I’m a statistician and I support Bernie Sanders.

So this is how I spent part of my Saturday.

I gathered data from sources including the US census, Wikipedia, WolframAlpha, and some others (the Facebook map data from FiveThirtyEight, Google trends data using the gtrendsR package). Using this data–and not any polls–I built a predictive model in a standard fashion using ridge regression with cross-validation to choose the level of regularization. Since I only had data for 26 states that have voted so far, there is reason to believe (7-fold) cross-validation will not be very stable, so I also averaged the predictions from 100 models randomly generated by using different splits for cross-validation. The plot below shows that the resulting predictions come pretty close to Senator Sanders’s actual share of the vote. (Important note: that is what I’m predicting, vote share, not probability of winning).

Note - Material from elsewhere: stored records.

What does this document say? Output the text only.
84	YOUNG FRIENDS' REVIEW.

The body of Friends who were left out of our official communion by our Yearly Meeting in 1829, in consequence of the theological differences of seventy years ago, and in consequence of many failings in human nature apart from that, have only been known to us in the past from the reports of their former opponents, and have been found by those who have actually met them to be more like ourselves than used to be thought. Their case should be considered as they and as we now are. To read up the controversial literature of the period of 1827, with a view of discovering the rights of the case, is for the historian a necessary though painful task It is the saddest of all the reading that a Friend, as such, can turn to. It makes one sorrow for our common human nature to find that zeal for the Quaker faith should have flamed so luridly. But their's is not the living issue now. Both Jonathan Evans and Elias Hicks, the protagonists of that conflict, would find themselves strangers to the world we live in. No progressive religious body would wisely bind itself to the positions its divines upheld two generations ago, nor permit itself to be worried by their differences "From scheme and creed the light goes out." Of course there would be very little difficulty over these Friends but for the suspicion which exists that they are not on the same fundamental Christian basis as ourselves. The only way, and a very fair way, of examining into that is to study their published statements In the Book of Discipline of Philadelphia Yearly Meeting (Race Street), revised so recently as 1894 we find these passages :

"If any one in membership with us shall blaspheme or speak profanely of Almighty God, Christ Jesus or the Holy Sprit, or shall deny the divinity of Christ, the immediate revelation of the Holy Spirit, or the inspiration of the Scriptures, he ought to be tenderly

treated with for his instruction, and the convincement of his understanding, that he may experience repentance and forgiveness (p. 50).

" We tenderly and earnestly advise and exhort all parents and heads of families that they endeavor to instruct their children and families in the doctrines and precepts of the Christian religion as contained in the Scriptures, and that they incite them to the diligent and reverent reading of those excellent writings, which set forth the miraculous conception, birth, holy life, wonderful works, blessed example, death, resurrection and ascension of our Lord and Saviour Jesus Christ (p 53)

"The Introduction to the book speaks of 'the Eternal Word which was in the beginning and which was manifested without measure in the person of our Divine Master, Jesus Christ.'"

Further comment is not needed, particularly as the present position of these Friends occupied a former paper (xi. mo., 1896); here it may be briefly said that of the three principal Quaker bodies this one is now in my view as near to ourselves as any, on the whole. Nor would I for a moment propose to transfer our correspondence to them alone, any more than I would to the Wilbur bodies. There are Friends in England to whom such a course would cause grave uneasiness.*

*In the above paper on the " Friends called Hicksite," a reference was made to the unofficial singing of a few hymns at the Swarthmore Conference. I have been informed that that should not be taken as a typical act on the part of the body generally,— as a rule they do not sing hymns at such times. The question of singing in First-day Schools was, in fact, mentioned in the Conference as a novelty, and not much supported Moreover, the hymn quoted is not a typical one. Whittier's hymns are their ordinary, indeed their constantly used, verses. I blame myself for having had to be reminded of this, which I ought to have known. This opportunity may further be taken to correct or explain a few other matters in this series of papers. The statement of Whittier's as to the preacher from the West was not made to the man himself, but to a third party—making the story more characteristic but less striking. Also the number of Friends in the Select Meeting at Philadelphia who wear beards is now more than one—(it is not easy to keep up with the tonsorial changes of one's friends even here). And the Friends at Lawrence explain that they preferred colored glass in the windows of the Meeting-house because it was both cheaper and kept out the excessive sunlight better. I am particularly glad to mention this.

The individual results for each state are listed below. My apologies for the absurdly large table… WordPress won’t let me change it (clearly they are part of the political establishment).

State Actual Predicted Error
Iowa 49.6 50.8 1.2
New Hampshire 60.4 60.8 0.4
Nevada 47.3 46.7 -0.6
South Carolina 26 25.4 -0.6
Alabama 19.2 22.6 3.4
Arkansas 29.7 31.2 1.5
Colorado 59 60.6 1.6
Georgia 28.2 26 -2.2
Massachusetts 48.7 51.1 2.4
Minnesota 61.7 61.9 0.2
Oklahoma 51.9 46.9 -5
Tennessee 32.4 32.7 0.3
Texas 33.2 33.2 0
Vermont 86.1 82.9 -3.2
Virginia 35.2 36.2 1
Kansas 67.7 62.4 -5.3
Louisiana 23.2 24.5 1.3
Nebraska 57.2 61.5 4.3
Maine 64.2 62.8 -1.4
Michigan 49.8 48.8 -1
Mississippi 16.5 20.2 3.7
Florida 33.3 36 2.7
Illinois 48.7 47.1 -1.6
Missouri 49.4 45.1 -4.3
North Carolina 40.8 38.3 -2.5
Ohio 42.7 46.3 3.6

Before we get to the predictions, let’s also look at how the models weighted each predictor variable. Below I show a boxplot for each predictor showing the weights given to that predictor by each of the 100 models (remember I’m averaging the predictions of these models).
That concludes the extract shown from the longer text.